Welsh poet writing in English

Jane Cave (c. 1754 – 1812) was a poet who was probably born in Talgarth and died in Newport in Wales. She wrote in English and moved around England during her lifetime. She is particularly known for her poetry on religious subjects and on her headaches.

She suffered from monthly headaches which left her helpless for days. Based on the described symptoms in her works, modern biographers suspect that her health problems consisted of migraines.

==Life==
Cave was born in about 1754, possibly in Talgarth in South Wales. Her father John Cave was converted to the Welsh Methodist movement by Howel Harris, a figure in the religious revival in Wales and an associate of Methodists John and Charles Wesley. Cave educated herself by reading books and poetry. She is thought to have worked, and her father worked for the excise.

Cave was a writer and her life can be presumed from her extant writing. Her mother was living until 1777, and she had sisters.
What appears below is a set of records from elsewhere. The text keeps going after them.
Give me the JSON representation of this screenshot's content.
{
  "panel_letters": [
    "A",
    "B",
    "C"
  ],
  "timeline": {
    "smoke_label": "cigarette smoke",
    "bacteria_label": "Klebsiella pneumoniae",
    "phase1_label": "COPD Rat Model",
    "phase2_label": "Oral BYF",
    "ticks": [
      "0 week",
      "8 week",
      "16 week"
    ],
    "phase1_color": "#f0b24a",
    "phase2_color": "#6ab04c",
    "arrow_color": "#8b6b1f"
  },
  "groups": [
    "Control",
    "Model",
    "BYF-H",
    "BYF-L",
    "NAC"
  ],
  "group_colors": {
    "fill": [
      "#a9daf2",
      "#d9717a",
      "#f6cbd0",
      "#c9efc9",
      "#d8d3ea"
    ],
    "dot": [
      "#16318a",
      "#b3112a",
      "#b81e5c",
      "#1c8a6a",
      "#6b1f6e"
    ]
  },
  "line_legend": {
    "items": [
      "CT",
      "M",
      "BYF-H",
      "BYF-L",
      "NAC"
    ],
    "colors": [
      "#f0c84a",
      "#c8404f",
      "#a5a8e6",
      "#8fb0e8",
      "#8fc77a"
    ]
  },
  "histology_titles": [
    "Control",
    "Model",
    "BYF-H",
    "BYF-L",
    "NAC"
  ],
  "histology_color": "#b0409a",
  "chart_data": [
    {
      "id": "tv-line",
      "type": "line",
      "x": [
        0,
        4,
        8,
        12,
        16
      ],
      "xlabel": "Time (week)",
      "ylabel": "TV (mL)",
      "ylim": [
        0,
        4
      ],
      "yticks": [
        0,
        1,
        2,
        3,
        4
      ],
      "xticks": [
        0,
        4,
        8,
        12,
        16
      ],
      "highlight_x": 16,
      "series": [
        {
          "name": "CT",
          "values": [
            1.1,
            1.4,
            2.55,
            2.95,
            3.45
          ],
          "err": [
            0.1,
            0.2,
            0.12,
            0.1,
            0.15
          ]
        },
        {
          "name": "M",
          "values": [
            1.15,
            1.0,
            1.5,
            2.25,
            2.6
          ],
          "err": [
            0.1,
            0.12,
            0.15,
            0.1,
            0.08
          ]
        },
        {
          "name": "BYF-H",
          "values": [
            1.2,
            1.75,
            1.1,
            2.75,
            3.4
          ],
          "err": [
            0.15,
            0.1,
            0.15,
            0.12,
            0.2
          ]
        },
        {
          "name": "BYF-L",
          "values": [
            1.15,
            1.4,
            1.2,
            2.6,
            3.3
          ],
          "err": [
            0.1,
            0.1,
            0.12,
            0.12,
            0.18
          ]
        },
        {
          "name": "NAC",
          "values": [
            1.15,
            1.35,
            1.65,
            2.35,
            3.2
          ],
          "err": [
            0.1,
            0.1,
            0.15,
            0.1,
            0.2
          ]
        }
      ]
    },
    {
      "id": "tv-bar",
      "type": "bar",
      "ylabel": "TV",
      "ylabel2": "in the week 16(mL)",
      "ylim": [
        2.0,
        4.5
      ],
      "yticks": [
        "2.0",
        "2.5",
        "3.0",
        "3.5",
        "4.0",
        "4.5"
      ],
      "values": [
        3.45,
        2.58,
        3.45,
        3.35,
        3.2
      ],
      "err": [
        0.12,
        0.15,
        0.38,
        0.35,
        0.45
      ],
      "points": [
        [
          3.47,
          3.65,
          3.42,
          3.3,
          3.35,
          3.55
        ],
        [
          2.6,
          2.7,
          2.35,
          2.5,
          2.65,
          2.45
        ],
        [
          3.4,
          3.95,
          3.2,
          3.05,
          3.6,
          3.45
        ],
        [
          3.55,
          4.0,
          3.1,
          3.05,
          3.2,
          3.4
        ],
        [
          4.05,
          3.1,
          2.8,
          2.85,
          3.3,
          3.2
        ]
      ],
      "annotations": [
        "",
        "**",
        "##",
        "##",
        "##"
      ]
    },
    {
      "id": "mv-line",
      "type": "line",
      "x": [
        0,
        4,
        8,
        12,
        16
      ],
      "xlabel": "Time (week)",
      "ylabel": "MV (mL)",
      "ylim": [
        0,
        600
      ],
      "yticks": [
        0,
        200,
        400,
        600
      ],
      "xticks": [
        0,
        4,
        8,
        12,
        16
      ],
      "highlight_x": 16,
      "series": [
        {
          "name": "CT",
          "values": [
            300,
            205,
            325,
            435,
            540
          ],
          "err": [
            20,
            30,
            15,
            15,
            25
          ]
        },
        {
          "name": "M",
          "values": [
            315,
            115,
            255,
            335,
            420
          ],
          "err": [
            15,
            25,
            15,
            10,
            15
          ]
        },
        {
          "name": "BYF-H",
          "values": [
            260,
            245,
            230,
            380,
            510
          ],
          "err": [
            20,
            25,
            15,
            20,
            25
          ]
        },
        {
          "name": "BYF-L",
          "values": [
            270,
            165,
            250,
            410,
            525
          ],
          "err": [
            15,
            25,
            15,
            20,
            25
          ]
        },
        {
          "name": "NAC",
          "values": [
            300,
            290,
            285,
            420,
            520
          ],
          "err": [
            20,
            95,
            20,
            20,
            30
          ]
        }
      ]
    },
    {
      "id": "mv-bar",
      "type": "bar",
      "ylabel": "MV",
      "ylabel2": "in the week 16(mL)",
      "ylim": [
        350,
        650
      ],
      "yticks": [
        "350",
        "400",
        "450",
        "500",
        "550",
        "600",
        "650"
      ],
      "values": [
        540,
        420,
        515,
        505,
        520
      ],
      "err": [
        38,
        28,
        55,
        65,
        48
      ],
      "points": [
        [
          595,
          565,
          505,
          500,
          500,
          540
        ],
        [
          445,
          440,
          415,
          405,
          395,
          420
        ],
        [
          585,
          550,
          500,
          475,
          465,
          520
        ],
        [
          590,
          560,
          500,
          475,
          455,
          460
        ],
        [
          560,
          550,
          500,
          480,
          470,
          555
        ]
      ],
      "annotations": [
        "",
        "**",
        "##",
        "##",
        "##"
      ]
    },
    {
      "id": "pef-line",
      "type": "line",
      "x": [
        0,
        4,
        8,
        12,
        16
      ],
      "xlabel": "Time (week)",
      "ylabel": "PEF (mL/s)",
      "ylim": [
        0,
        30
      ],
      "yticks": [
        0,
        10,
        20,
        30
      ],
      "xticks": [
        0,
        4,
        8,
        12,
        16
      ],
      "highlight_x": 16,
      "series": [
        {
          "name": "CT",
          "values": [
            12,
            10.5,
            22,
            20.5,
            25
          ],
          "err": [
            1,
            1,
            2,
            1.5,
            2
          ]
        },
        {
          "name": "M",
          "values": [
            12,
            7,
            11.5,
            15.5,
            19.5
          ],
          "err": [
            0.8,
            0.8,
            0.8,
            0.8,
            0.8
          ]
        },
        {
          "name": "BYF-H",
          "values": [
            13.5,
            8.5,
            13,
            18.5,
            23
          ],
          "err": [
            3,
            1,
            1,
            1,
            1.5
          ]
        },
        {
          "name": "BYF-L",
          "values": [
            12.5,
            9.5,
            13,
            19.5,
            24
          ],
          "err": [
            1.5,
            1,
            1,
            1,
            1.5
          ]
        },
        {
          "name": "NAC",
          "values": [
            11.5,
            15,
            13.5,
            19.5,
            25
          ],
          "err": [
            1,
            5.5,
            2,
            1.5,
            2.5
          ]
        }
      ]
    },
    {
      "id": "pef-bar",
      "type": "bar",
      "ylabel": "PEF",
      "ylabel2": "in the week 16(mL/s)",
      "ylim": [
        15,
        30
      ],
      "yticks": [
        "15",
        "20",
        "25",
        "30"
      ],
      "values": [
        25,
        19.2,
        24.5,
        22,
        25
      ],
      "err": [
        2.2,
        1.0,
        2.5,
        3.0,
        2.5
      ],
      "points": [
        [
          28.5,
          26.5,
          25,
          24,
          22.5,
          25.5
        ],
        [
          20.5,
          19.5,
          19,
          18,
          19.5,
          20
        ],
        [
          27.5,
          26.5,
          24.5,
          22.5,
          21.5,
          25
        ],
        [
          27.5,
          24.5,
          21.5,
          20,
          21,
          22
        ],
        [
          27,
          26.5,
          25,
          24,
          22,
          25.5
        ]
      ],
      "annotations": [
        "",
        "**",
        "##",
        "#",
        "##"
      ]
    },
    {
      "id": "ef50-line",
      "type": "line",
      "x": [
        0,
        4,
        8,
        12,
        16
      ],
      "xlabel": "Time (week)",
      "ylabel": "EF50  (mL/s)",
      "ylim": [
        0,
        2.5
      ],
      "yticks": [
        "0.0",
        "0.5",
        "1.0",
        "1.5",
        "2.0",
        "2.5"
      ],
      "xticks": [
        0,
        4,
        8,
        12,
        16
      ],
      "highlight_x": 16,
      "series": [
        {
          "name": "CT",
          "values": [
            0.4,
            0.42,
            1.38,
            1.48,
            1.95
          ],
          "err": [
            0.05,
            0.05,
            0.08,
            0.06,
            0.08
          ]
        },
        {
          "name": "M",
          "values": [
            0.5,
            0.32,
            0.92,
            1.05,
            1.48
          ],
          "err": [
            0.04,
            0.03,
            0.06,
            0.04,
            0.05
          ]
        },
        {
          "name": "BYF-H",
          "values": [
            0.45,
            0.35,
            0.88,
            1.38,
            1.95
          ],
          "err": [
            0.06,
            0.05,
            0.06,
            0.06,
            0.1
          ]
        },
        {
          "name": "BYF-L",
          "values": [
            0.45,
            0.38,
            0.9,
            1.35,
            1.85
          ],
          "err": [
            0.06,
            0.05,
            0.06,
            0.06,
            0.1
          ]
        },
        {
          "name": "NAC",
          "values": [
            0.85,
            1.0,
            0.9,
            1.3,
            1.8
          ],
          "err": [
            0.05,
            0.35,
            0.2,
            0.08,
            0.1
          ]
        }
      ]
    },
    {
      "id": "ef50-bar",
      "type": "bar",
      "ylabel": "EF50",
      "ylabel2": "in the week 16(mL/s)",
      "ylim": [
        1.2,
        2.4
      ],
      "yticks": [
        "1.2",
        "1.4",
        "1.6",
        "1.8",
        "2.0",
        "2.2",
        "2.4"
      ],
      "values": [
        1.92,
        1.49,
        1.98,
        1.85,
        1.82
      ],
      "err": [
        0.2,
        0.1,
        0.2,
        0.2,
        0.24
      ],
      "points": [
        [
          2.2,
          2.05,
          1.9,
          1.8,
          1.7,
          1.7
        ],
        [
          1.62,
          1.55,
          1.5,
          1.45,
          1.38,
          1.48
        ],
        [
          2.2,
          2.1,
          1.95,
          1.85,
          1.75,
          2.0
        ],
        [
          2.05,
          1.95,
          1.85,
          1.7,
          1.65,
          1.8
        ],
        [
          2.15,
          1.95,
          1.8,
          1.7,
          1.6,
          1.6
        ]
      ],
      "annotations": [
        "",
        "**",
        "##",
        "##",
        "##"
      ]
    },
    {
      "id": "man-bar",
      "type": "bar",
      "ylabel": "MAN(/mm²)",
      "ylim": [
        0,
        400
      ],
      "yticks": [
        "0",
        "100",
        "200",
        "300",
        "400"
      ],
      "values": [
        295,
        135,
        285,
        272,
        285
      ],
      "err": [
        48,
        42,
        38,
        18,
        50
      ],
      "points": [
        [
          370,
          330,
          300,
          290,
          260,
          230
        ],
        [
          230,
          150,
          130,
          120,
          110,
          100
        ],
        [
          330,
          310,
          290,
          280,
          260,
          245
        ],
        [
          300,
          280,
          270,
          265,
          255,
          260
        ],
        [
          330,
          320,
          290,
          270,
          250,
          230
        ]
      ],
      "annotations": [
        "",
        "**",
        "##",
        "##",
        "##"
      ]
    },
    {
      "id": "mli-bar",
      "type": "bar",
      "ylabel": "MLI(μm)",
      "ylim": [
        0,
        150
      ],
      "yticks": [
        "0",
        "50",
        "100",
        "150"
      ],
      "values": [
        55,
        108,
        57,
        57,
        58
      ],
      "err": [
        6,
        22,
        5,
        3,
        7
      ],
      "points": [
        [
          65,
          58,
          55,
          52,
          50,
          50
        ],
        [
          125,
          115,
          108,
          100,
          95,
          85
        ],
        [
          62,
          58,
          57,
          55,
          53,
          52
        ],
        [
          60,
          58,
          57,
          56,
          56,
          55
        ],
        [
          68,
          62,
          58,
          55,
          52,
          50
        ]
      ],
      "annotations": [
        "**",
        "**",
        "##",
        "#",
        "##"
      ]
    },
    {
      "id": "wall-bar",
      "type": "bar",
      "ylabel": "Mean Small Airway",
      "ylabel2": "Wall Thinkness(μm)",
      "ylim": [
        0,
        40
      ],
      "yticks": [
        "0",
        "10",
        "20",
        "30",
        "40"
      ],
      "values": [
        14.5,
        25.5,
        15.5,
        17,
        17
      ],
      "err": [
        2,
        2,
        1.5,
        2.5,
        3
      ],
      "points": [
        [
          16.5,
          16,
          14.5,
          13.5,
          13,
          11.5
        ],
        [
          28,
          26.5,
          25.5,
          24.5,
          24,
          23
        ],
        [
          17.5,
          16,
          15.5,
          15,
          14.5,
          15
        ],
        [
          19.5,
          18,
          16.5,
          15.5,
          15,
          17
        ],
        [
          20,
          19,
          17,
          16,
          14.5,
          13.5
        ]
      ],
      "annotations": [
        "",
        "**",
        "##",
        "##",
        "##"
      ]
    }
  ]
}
She wrote following the death of Howell Harris in 1773 and that of George Whitfield and when chapels were consecrated. The chapels in question were part of the religious group known as the Countess of Huntingdon's Connexion but Cave was known to also go to Anglican churches.

She moved to Winchester in 1779. She admired the poets Anna Seward, Anne Steele, and Hannah More. Her first book was published thanks to a very long list of subscribers in 1783 and this was followed by another in 1786. By this time she had become Mrs Winscom. She moved around the country as her new husband, like her father, worked for the excise.

In 1793 she published in Bristol a 50-line descriptive poem, and plea for any assistance that may exist for her headaches. It has been noted that this was published in one of her books. The preceding poem was about bathing in Teignmouth as a proposed cure for headaches and the one following the Bristol poem was titled "An Invocation to Death". These are now thought to be migraines and she would lose maybe twelve days a month. It has been speculated that the monthly headaches may have related to her menstrual cycle.

In 1801 and 1806 Cave published additional poems which describe a difficult time in her marriage to Thomas. The book was titled "Prose and Poetry, on Religious, Moral and Entertaining Subjects," and it was published under the name of "Mrs Rueful".

==Death==

She died in Newport in Monmouthshire in 1812 and her funeral service was on 27 November. Her obituary was published in The Gentleman's Magazine.